Mathematical Immaturity

3.11. $\quad$ Exercises

1. $\quad$ For each of the following statements about square matrices, give a proof or exhibit a counter example.
(a) $\quad$ $\det (A + B) = \det A + \det B.$
(b) $\quad$ $\det \{(A + B)^2\} = \{\det (A + B)\}^2$
(c) $\quad$ $\det \{(A + B)^2\} = \det (A^2 + 2AB + B^2)$
(d) $\quad$ $\det \{(A + B)^3\} = \det (A^3 + B^3).$

Solution. $\quad$

(a) $\quad$ $\det (A + B) = \det A + \det B.$

Counterexample. $\quad$ Let $A = I_n$ and $B = -I_n,$ where $I_n$ is the $n \times n$ identity matrix $n$ and $n$ is an even number.
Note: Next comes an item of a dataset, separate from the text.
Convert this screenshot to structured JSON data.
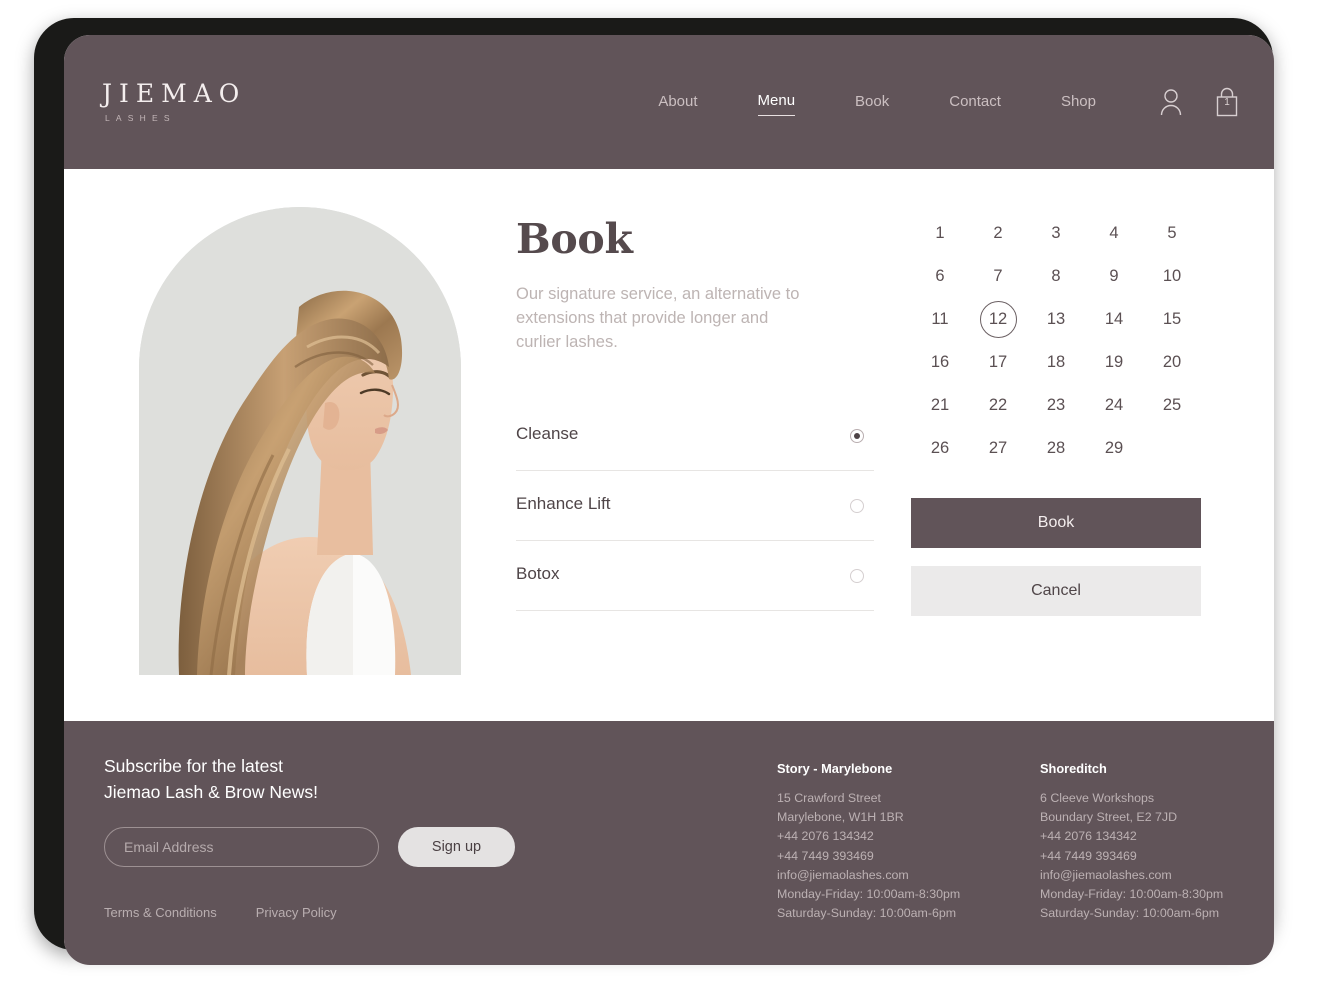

Then, $\det (A + B) = 0$ but $\det A + \det B = 2. \quad \blacksquare$

(b) $\quad$ $\det \{(A + B)^2\} = \{\det (A + B)\}^2$

Proof. $\quad$ By the product formula for determinants, we find that $$\det\{(A+B)^2\} = \det\{(A+B)(A+B)\} = \det (A+B) \det(A+B) = \{\det(A+B)\}^2. \quad \blacksquare$$

(c) $\quad$ $\det \{(A + B)^2\} = \det (A^2 + 2AB + B^2)$

Counterexample. $\quad$ Let $A = \begin{bmatrix}1 & 1 \\ 0 & 1 \end{bmatrix}$ and $B = \begin{bmatrix}1 & 0 \\ 1 & 1 \end{bmatrix}.$ We have \begin{align*} (A + B)^2 &= \begin{bmatrix} 2 & 1 \\ 1 & 2 \end{bmatrix} \begin{bmatrix} 2 & 1 \\ 1 & 2 \end{bmatrix} \\ &= \begin{bmatrix} 5 & 4 \\ 4 & 5 \end{bmatrix} \\ \\ A^2 + 2AB + B^2 &= \begin{bmatrix} 1 & 2 \\ 0 & 1 \end{bmatrix} + 2 \begin{bmatrix} 2 & 1 \\ 1 & 1 \end{bmatrix} + \begin{bmatrix} 1 & 0 \\ 2 & 1 \end{bmatrix} \\ &= \begin{bmatrix} 6 & 4 \\ 4 & 4 \end{bmatrix} \end{align*} From this, we can see that $$\det \{(A + B)^2\} \neq \det (A^2 + 2AB + B^2). \quad \blacksquare$$

(d) $\quad$ $\det \{(A + B)^3\} = \det (A^3 + B^3).$

Counterexample. $\quad$ Let $A = \begin{bmatrix}1 & 1 \\ 0 & 1 \end{bmatrix}$ and $B = \begin{bmatrix}1 & 0 \\ 1 & 1 \end{bmatrix}.$ We have \begin{align*} (A + B)^3 &= \begin{bmatrix} 5 & 4 \\ 4 & 5 \end{bmatrix} \begin{bmatrix} 2 & 1 \\ 1 & 2 \end{bmatrix} \\ &= \begin{bmatrix} 14 & 13 \\ 13 & 14 \end{bmatrix} \\ \\ A^3 + B^3 &= \begin{bmatrix}1 & 2 \\ 0 & 1\end{bmatrix} \begin{bmatrix} 1 & 1 \\ 0 & 1 \end{bmatrix} + \begin{bmatrix}1 & 0 \\ 2 & 1\end{bmatrix} \begin{bmatrix} 1 & 0 \\ 1 & 1 \end{bmatrix} \\ &= \begin{bmatrix} 1 & 3 \\ 0 & 1 \end{bmatrix} + \begin{bmatrix} 1 & 0 \\ 3 & 1 \end{bmatrix} \\ &= \begin{bmatrix} 2 & 3 \\ 3 & 2 \end{bmatrix} \end{align*} As we can see, $\det\{(A + B)^3\} \neq \det(A^3 + B^3). \quad \blacksquare$